V-JEPA

8 minute read

Features are the most informative parts of a thing, they allows us to understand what we are dealing with. Well, here with V-JEPA, Bardes Et al, tried to leverage them as a stand-alone objective for unsupervised learning (of visual representations from video).

The authors trained V-JEPA solely on feature prediction, this means that unlike other SSL mwthods, which leverages pretrained image encoders, negative examples and hard negatives mining, and a pixel-level reconstruction, V-JEPA relies only on latents.

Let’s go straight to the core.

Video-JEPA

First of all we start by briefly recalling how the Joint-Embedding Predictive Architecture (JEPA) works

JEPA architecture.

JEPA are trained to predict the representation of an input $y$ from the representation of another input $x$. However, as you can see, there is another variable that comes in play, $z$; it provides to the predictor, informations about the transformation that computes $y$ from $x$.

As an example, imagine a 10 frames long video. Let $y$ be the frame number 8 and $x$ the frame number 2. The model already knows that they are 6 frame apart thanks to the positional encoding, what doesn’t know is what’s happening in the next 6 frames, that yield the video to frame 8.

The variable $z$ helps disambiguating between all possibilities which can occur in such 6 frames of difference, it is the missing information which the predictor needs to correctly try to predict $y$ from $x$.

The basic architecture in comprised of

a encoder $E_\theta(\cdot)$, which computes the latent representations of the inputs
a predictor $P_\phi(\cdot)$, which predicts the representation of $y$, from the representation of $x$, conditioned on $z$ (the transformation/corruption between $x$ and $y$)

Multiple scenarios

The author states the following, which in my opinion is worth expanding

Conditioning of $z$ enables the generation of distinct predictions for various transformation of $x$

this may seem a small detail, but instead relies at the core of the JEPA architectures family.

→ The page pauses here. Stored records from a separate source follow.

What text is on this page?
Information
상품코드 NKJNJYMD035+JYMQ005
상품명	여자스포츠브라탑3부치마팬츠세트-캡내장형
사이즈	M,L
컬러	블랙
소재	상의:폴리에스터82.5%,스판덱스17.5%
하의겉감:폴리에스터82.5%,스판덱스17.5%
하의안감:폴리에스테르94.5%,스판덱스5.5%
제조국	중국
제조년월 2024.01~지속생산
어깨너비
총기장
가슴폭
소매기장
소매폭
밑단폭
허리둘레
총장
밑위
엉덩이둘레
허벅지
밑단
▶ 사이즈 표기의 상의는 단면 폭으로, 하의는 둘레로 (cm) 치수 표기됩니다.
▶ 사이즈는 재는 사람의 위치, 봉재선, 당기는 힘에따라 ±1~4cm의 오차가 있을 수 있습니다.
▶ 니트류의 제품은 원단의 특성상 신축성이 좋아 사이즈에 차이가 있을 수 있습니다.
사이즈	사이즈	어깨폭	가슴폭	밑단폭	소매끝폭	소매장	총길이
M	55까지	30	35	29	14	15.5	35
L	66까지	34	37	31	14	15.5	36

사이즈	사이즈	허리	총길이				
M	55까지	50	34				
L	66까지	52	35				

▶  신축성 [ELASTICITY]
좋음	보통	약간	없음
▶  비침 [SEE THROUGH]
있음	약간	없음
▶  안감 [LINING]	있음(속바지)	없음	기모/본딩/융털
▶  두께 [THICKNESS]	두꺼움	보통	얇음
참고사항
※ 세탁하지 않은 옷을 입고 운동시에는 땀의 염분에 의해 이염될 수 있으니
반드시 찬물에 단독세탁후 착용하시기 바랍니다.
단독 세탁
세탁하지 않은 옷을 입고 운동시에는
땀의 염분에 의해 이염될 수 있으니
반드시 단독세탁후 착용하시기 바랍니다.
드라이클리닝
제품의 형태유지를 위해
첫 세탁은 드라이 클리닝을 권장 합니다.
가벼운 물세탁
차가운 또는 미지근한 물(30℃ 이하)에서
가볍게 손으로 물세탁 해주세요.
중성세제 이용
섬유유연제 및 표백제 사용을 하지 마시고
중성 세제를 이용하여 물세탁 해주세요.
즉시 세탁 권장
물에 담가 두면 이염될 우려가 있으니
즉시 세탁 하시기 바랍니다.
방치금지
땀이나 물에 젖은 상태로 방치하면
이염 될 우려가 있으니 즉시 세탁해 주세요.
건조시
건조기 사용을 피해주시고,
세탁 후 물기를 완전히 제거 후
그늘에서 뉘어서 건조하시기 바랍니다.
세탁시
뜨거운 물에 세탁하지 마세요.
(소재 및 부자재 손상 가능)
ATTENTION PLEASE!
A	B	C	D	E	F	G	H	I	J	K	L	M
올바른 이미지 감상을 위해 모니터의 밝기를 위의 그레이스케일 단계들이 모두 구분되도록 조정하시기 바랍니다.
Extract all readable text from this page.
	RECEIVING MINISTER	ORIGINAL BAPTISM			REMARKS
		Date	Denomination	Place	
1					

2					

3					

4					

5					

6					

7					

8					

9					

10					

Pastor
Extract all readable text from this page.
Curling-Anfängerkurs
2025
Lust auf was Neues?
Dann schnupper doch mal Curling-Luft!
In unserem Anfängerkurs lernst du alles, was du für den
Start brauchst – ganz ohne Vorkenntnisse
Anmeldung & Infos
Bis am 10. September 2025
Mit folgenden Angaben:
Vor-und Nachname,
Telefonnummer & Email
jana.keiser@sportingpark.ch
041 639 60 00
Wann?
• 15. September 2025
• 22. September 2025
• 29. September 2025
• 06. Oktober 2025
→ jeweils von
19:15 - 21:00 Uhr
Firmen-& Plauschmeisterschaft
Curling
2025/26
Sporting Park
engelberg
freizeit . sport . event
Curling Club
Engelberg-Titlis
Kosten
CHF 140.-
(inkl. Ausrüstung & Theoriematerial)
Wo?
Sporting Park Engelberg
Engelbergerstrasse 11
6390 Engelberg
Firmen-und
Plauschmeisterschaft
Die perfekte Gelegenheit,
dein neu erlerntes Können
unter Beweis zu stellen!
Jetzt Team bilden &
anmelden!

Let me start with a simple, yet effective, example: suppose $x$ is a video of a robot arm approaching a cup, the next frame $y$ could be

the arm grasping the ucp
the arm pushing the cup
the arm missing the cup

if the model tries to predict $y$ from $x$ alone, without knowing which action is getting occurred, the oprimal loss. minimizing strategy is to rpedict an average of all possibilities, which leads to a blurry non-sense ghost arm.

The variabel $z$ acts as a selector/control knob that tells to the predictor which specific transformation or future to generate.

Another example, we have a 60 frames long video about a dog. Let $f_n$ the $n$-th frame of the video with $0\le n\le59$. Let $x=f_0$ the frame number 0 and $y=f_{50}$. Multiple futures are possible between the frame 0 and 50, the dog can

bark,
jump,
roll

the variable $z$ gives to the predictor, the missing causal information needed to correctly predict $y$ from $x$ disambiguating which transformation occurs.

The conditional variable works by saying, for example, that $z=”\text{bark}”$; suggesting the predictor to generate the representation of frame 50 assuming a barking action of the dog.
If $z=”\text{roll}”$ the predictor would yield a different prediction.

Training objective

The visual encoder $E_\theta(\cdot)$ is trained so that the representation of one part of the video $y$ should be predictable from the representation computed from another part of the video $x$.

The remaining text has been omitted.